Friday night was a welcoming event topped off by a speaker who gave a lecture on, of all things, Bingo! In the World of Games, you can often dismiss the familiar and Bingo is certainly a game familiar to all. But Ben Brazil offered lots of insight into the origins and development of the game including some fascinating background material on E.S. Lowe who made a fortune from it. (The game helped bankroll his flamboyant lifestyle. Sex and Bingo! Who would have suspected?) That night, gaming sessions (and puzzle stuff) were going on. Couldn’t pass up a few games to play. (Among the games played that weekend – either by me or by others – included games familiar to Gamers Alliance readers: Innovation, Trans-America, Ticket to Ride and 7 Wonders.)
Saturday involved more talks on games (and puzzles) with several AGPC members showing off (through slides) vintage games and puzzles among their collections. That night’s activities included an “eBay quiz” hosted by Charlie Gross as our knowledge of game and puzzle values were (sorely) tested against the vagaries of auction sales. Finally, it was my turn to take the podium to receive the Bradley-Parker Award and, in return, talk about three of my favorite subjects: games, gaming and Gamers Alliance!

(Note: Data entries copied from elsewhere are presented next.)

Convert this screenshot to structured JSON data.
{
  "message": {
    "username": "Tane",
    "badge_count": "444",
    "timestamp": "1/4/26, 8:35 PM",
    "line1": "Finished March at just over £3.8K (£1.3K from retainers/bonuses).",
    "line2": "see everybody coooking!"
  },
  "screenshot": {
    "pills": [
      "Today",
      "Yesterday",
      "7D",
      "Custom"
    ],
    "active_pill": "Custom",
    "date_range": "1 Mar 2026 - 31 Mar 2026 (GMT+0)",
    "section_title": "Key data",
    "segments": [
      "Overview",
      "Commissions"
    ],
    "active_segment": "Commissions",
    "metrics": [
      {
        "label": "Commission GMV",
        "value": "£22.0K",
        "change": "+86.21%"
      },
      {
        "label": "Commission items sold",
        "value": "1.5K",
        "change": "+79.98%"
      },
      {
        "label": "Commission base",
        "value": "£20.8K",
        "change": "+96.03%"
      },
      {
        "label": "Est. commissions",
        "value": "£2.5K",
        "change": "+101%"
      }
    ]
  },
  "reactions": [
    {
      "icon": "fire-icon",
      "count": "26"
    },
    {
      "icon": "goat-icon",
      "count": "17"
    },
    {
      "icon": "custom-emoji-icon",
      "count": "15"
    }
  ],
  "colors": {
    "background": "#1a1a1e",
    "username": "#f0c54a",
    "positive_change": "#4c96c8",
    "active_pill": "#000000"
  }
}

During the convention, there was some selling of games and puzzles as well as an auction. The auction was an eye-opener for me. The games went for $10, $20, maybe $50 but most much less. Bidding for the puzzles soared into the 5, 6 and 700 dollar range! (I could only think: “Wow, I’m collecting the wrong stuff!)
Finally, Sunday rolled around and after a wonderful brunch and a final series of goodbyes (and a group photo), Lynn and I took off filled with wonderful memories of the convention and, more importantly, of the wonderful people we had the pleasure of spending time and socializing with. I would be remiss without mentioning that both of us were overwhelmed by the across-the-board first class treatment we received. Who to thank? Where do you start?
Particular thanks go to Marge and Sy Epstein and Jim and Lisa Polczynski who were absolutely fantastic in making sure Lynn and I felt at home and we did! Special thanks also go to outgoing AGPC president David Beffa-Negrini and incoming president Joe Seymour for making us feel so welcome. Thanks, of course, to Emily and Travis Miller for opening their home to us (and many other convention attendees) to show off an impressive collection of Parker Brothers games. And, of course, it was a sincere pleasure talking and gaming with so many great people over the three days, including those of you who, like me, are members of both the AGPC and Gamers Alliance. (I would list you all but I’m afraid I would leave out a name and I don’t want to offend anyone – but you know who you are!) A convention is only as good as the people involved. This convention was great!
So, once again, a personal and warm thank you to everyone at the AGPC for this prestigious honor and for hosting this memorable convention experience.